Growth and characterization of single InGaN quantum well in nonpolar a-plane (112¯0) InGaN/GaN light-emitting diodes

We studied the In incorporation efficiency and composition distribution in a nonpolar a-plane InGaN (a-InGaN) quantum well (QW) layer. The In compositions decreased with increasing growth temperatures due to increased In desorption from InGaN surfaces. It was clear that the In incorporation efficiency on a nonpolar GaN surface is lower than that on a polar c-plane GaN. In addition, the In incorporation rate on an a-InGaN layer could be increased by decreasing the V/III ratio without lowering the growth temperature.
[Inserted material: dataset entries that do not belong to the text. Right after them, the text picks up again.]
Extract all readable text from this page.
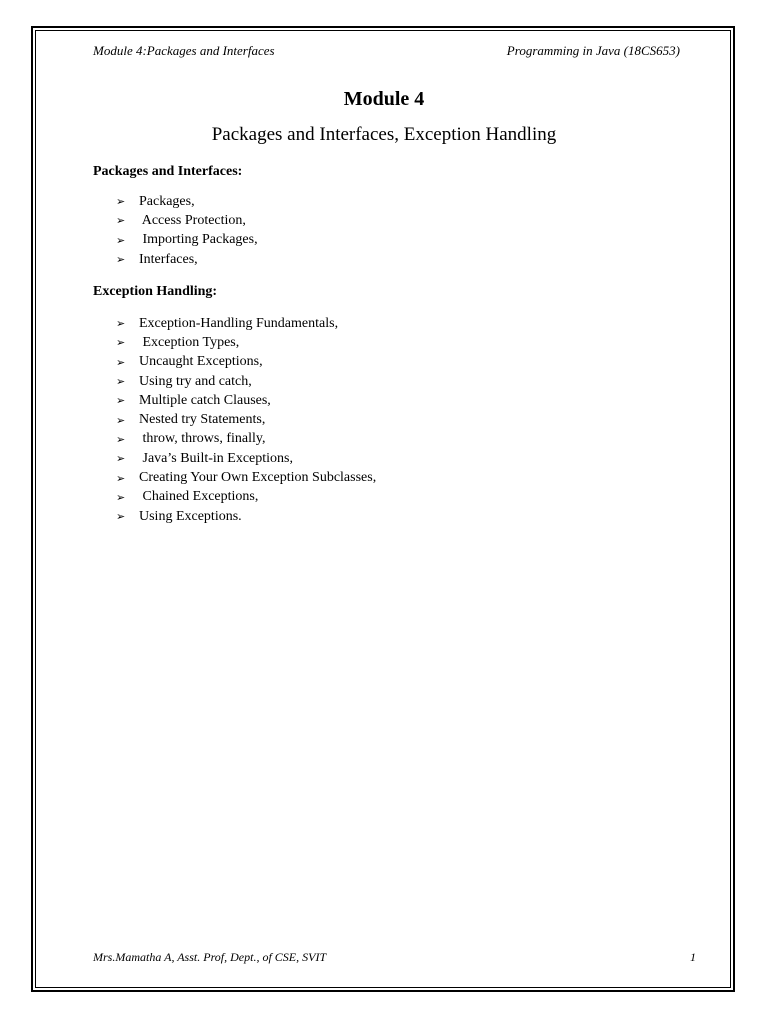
Module 4:Packages and Interfaces	Programming in Java (18CS653)
Module 4
Packages and Interfaces, Exception Handling
Packages and Interfaces:
➢ Packages,
➢ Access Protection,
➢ Importing Packages,
➢ Interfaces,
Exception Handling:
➢ Exception-Handling Fundamentals,
➢ Exception Types,
➢ Uncaught Exceptions,
➢ Using try and catch,
➢ Multiple catch Clauses,
➢ Nested try Statements,
➢ throw, throws, finally,
➢ Java’s Built-in Exceptions,
➢ Creating Your Own Exception Subclasses,
➢ Chained Exceptions,
➢ Using Exceptions.
Mrs.Mamatha A, Asst. Prof, Dept., of CSE, SVIT	1
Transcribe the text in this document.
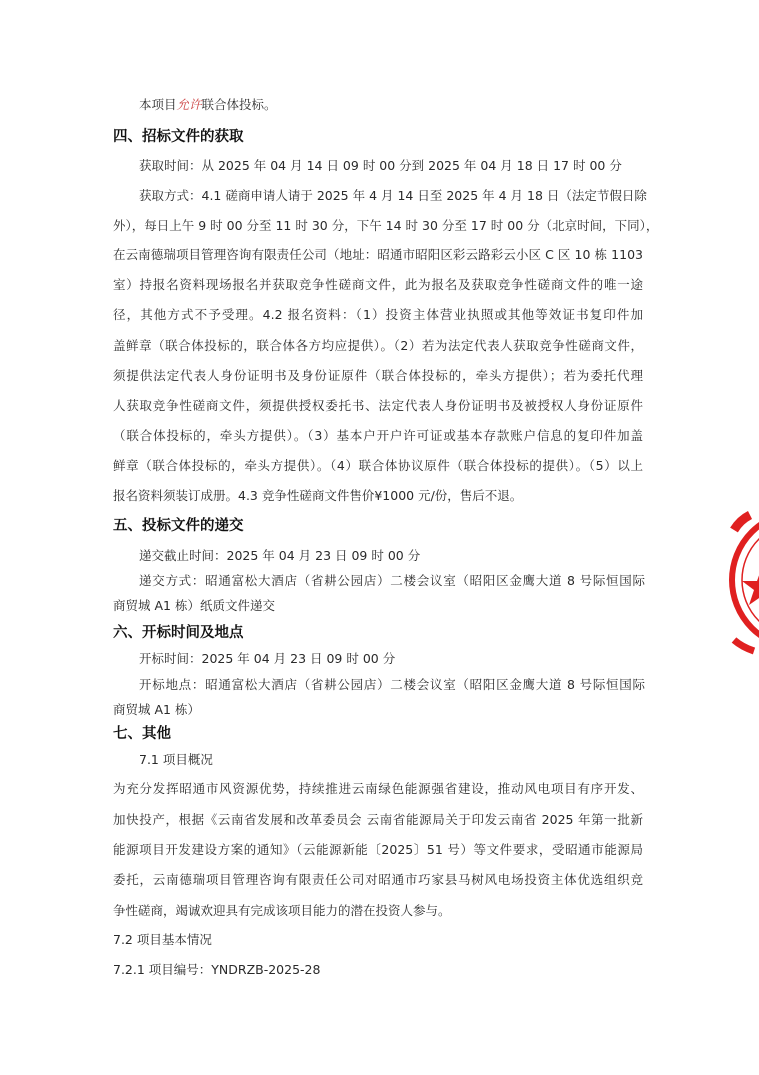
本项目允许联合体投标。
四、招标文件的获取
获取时间：从 2025 年 04 月 14 日 09 时 00 分到 2025 年 04 月 18 日 17 时 00 分
获取方式：4.1 磋商申请人请于 2025 年 4 月 14 日至 2025 年 4 月 18 日（法定节假日除
外），每日上午 9 时 00 分至 11 时 30 分，下午 14 时 30 分至 17 时 00 分（北京时间，下同），
在云南德瑞项目管理咨询有限责任公司（地址：昭通市昭阳区彩云路彩云小区 C 区 10 栋 1103
室）持报名资料现场报名并获取竞争性磋商文件，此为报名及获取竞争性磋商文件的唯一途
径，其他方式不予受理。4.2 报名资料：（1）投资主体营业执照或其他等效证书复印件加
盖鲜章（联合体投标的，联合体各方均应提供）。（2）若为法定代表人获取竞争性磋商文件，
须提供法定代表人身份证明书及身份证原件（联合体投标的，牵头方提供）；若为委托代理
人获取竞争性磋商文件，须提供授权委托书、法定代表人身份证明书及被授权人身份证原件
（联合体投标的，牵头方提供）。（3）基本户开户许可证或基本存款账户信息的复印件加盖
鲜章（联合体投标的，牵头方提供）。（4）联合体协议原件（联合体投标的提供）。（5）以上
报名资料须装订成册。4.3 竞争性磋商文件售价¥1000 元/份，售后不退。
五、投标文件的递交
递交截止时间：2025 年 04 月 23 日 09 时 00 分
递交方式：昭通富松大酒店（省耕公园店）二楼会议室（昭阳区金鹰大道 8 号际恒国际
商贸城 A1 栋）纸质文件递交
六、开标时间及地点
开标时间：2025 年 04 月 23 日 09 时 00 分
开标地点：昭通富松大酒店（省耕公园店）二楼会议室（昭阳区金鹰大道 8 号际恒国际
商贸城 A1 栋）
七、其他
7.1 项目概况
为充分发挥昭通市风资源优势，持续推进云南绿色能源强省建设，推动风电项目有序开发、
加快投产，根据《云南省发展和改革委员会 云南省能源局关于印发云南省 2025 年第一批新
能源项目开发建设方案的通知》（云能源新能〔2025〕51 号）等文件要求，受昭通市能源局
委托，云南德瑞项目管理咨询有限责任公司对昭通市巧家县马树风电场投资主体优选组织竞
争性磋商，竭诚欢迎具有完成该项目能力的潜在投资人参与。
7.2 项目基本情况
7.2.1 项目编号：YNDRZB-2025-28
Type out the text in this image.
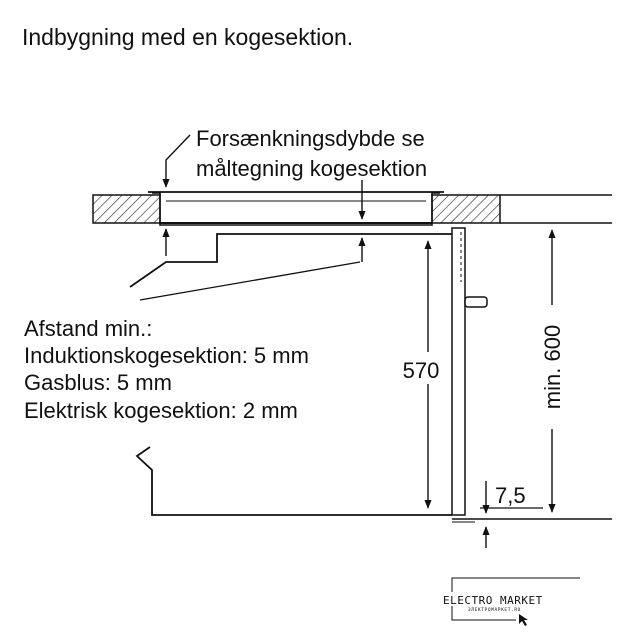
Indbygning med en kogesektion.
Forsænkningsdybde se
måltegning kogesektion
570	min. 600
7,5
Afstand min.:
Induktionskogesektion: 5 mm
Gasblus: 5 mm
Elektrisk kogesektion: 2 mm
ELECTRO MARKET
ЭЛЕКТРОМАРКЕТ.RU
In the case of the a-InGaN layer, a composition pulling effect was also observed, suggesting that the In composition of the a-InGaN layer increases along the normal growth direction from the bottom to the top of the InGaN QW layer. Using high-resolution XRD 2θ-ω scans, we found that there existed convex graded In compositions ranging from 4 to 12.7% in an a-InGaN QW layer along the growth direction. No wavelength shift with a current injection of 20–100 mA confirmed the absence of a polarization field. The shift in the electroluminescence (EL) peak energy was ∼11 meV between the electric field parallel and perpendicular to the c-axis components, which was caused by the valence band splitting due to the in-plane compressive strain of the 10 nm a-InGaN QW layer. The EL polarization anisotropy was clearly observed with a polarization ratio of 55%.